Jacqueline Jenny, Präsidentin der FDP Frauen Kanton Glarus, warb erfolgreich für die Individualbesteuerung. Das aktuelle System sei ein Relikt vergangener Zeiten. Die Gesetzesreform sorge dafür, dass Steuerpflicht künftig nicht mehr vom Zivilstand abhängt. Unterstützt wurde Jenny unter anderen von Ständerat und FDP-Co-Präsident Benjamin Mühlemann. Er bezeichnete die Vorlage als liberales Leuchtturm-Projekt: Die Abschaffung der verfassungswidrigen Heiratsstrafe sei eine Vorlage mit liberalem Fokus für eine fortschrittliche Schweiz.

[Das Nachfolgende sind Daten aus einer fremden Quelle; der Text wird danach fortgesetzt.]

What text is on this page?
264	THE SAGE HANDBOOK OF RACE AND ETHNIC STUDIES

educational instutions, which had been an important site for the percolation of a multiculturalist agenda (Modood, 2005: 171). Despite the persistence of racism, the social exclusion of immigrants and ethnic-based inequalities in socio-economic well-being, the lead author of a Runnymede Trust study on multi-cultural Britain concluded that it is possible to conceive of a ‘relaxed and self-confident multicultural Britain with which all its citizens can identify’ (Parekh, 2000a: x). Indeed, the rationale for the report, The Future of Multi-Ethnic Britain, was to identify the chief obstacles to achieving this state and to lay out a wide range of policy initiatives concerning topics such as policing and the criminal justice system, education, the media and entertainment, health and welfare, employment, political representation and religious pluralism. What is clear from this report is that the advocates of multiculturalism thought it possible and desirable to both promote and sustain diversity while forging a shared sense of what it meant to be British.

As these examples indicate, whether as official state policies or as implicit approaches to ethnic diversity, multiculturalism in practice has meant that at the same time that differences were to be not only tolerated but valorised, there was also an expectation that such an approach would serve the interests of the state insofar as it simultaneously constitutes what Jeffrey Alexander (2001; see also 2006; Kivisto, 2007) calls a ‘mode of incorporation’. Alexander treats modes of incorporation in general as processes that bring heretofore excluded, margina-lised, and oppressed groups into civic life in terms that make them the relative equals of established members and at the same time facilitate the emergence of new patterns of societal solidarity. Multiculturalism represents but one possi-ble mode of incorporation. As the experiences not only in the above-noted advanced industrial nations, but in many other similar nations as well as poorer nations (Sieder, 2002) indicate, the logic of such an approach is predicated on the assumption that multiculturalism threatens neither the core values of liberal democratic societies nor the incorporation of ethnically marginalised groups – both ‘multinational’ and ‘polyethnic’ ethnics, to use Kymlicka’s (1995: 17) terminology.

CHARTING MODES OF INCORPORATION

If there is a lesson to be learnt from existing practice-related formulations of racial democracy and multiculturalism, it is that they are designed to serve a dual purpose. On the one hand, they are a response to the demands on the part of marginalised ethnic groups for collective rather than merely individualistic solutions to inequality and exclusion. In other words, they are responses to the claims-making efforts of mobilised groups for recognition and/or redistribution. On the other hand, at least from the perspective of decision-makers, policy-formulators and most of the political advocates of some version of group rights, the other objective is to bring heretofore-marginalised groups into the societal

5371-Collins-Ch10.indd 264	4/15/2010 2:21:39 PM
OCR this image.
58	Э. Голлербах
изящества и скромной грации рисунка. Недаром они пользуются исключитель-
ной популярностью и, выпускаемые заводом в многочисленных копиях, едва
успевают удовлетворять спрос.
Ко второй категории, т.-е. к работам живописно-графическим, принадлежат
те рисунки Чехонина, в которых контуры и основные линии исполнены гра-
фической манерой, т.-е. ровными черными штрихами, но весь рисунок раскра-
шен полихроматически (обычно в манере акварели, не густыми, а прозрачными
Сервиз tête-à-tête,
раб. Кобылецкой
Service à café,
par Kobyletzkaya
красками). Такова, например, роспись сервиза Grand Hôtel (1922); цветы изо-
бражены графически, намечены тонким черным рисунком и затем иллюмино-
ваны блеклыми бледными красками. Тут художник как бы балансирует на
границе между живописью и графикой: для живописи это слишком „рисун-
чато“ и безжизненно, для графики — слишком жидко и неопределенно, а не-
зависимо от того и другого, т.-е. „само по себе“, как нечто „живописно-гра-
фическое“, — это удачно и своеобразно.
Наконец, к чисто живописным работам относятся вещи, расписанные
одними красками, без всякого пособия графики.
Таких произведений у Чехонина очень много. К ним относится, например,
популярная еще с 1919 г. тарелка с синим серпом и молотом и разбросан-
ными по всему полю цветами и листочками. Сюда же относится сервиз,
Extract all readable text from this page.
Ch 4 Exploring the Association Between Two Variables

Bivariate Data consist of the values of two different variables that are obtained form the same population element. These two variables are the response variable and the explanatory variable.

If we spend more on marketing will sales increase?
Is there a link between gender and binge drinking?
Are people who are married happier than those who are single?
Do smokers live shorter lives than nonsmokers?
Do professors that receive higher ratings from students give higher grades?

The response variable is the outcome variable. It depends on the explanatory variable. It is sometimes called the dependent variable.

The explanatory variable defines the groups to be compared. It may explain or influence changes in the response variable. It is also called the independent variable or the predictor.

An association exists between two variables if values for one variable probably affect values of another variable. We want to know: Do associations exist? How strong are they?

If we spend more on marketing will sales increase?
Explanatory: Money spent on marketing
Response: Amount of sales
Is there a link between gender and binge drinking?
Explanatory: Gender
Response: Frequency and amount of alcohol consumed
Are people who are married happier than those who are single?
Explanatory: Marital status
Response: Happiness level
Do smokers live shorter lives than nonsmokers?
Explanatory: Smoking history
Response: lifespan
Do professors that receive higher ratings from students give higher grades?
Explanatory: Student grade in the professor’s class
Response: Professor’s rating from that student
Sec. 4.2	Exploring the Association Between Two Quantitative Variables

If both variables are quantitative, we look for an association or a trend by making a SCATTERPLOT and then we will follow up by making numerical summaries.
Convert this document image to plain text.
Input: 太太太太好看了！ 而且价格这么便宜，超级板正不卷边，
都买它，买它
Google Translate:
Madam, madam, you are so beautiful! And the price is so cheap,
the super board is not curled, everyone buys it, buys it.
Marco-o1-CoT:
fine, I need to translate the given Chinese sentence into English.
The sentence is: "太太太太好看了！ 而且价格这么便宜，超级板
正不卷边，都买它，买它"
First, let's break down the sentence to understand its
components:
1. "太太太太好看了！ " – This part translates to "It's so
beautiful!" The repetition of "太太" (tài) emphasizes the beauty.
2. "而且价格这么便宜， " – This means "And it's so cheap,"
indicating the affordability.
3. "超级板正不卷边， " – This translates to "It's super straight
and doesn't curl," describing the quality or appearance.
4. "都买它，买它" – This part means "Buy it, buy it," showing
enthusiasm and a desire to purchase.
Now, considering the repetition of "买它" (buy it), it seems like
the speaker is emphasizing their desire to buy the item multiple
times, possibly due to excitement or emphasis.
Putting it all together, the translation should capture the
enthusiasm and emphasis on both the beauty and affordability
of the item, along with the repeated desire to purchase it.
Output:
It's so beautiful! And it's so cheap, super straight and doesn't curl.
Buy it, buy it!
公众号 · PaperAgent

Die Delegierten folgten dieser Argumentation mit überwältigender Mehrheit bei nur drei Gegenstimmen.
SRG-Halbierung: Nein zu Kahlschlag, aber Kritik an Unternehmensabgabe
Die Diskussion zur SRG-Halbierungsinitiative verlief kontrovers. In der von Rafaela Hug moderierten Podiumsdiskussion betonte SVP-Landrätin Barbara Rhyner die Notwendigkeit, mittels Initiative Spardruck auf die SRG auszuüben, während Peter Aebli (FDP-Gemeindepräsident Glarus) vor einem Qualitätsverlust warnte und die Relevanz der SRG für den nationalen Zusammenhalt hervorhob. In der anschliessenden Debatte sorgte insbesondere die Erhebung von Gebühren bei Unternehmen für Kritik. Trotz dieses berechtigten Unmuts überwog die Skepsis gegenüber der radikalen Initiative: Die FDP-Delegierten beschlossen mit 19 zu 10 Stimmen die Nein-Parole.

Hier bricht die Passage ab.